AI時代の競争軸は「再販性と横展開のデザイン」
業務支援として生成AIを導入するだけでなく、それを応用し他部署・他社にも展開できる構造に設計されているかが、中長期的な競争力に直結します。
- 汎用プロンプト+業務特化チューニングによる多用途展開
- 社外パートナーに対してAPIとして提供できるインターフェース設計
- 使用履歴やログデータをフィードバックし、継続的に価値を高める学習構造
単発の成果で終わらず、再販性・横展開性・プラットフォーム化が視野に入った設計こそ、生成AI時代に求められる「スケーラブルな事業」の条件です。
【まとめ】生成AIで「事業をつくる」時代へ
生成AIは、もはや業務効率化やアイデア出しの補助ツールではなく、事業の中心に据えることができる技術へと進化しています。

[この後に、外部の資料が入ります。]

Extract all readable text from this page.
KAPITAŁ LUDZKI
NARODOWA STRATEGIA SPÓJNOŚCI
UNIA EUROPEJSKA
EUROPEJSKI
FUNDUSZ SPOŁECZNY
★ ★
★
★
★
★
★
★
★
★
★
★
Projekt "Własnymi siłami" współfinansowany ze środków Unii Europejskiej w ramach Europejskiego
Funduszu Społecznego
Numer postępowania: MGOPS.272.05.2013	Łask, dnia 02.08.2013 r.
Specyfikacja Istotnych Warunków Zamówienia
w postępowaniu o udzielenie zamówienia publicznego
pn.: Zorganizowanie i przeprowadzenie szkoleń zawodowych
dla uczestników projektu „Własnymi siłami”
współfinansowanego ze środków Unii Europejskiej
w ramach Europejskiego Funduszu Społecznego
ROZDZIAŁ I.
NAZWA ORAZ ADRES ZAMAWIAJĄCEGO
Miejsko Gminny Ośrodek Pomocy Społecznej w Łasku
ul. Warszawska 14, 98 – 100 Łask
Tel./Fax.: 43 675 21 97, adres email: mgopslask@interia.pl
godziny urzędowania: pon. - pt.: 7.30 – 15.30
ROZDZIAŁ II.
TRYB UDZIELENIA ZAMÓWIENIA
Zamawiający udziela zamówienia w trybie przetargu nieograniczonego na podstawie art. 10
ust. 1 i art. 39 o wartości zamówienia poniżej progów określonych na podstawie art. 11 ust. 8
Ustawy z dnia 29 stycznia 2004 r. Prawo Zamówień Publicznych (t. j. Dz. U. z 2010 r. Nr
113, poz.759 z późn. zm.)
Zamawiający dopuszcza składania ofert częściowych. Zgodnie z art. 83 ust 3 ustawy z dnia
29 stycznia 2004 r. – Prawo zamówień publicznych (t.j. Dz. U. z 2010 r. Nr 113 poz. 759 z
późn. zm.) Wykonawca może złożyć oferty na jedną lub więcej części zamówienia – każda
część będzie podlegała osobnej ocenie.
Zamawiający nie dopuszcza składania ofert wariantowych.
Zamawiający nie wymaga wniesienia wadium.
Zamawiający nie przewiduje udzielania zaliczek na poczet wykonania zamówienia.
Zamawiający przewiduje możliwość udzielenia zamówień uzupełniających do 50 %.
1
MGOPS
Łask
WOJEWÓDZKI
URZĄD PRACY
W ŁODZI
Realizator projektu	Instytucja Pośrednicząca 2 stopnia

2024〜2025年にかけては、三菱UFJ銀行、トヨタ、塩野義製薬、シーメンスなど、国内外のエンタープライズ企業が次々と収益モデルの中核に生成AIを組み込んだ取り組みを開始しました。
これらの事例に共通するのは、以下のような姿勢と実装方針です。
- 小さなPoCから始めて、現場と対話しながら素早く形にする
- プロンプトや出力設計を通じて、AIに「何をさせるか」を明確にする
- 社内効率化にとどまらず、社外への価値提供や新収益化を見据える
- 技術と組織、業務の設計を一体で行う
生成AIは、誰にでも使えるようになったからこそ、使い方によって差がつくフェーズに入っています。単なる導入や技術選定ではなく、「どう使えば新たな価値に転換できるか」を構想・実装できる企業こそが、次の時代の競争優位を築くでしょう。
生成AIで「業務を変える」から「事業をつくる」へ。いま、企業が問われているのは、変化を試す勇気と、それを形にする実装力です。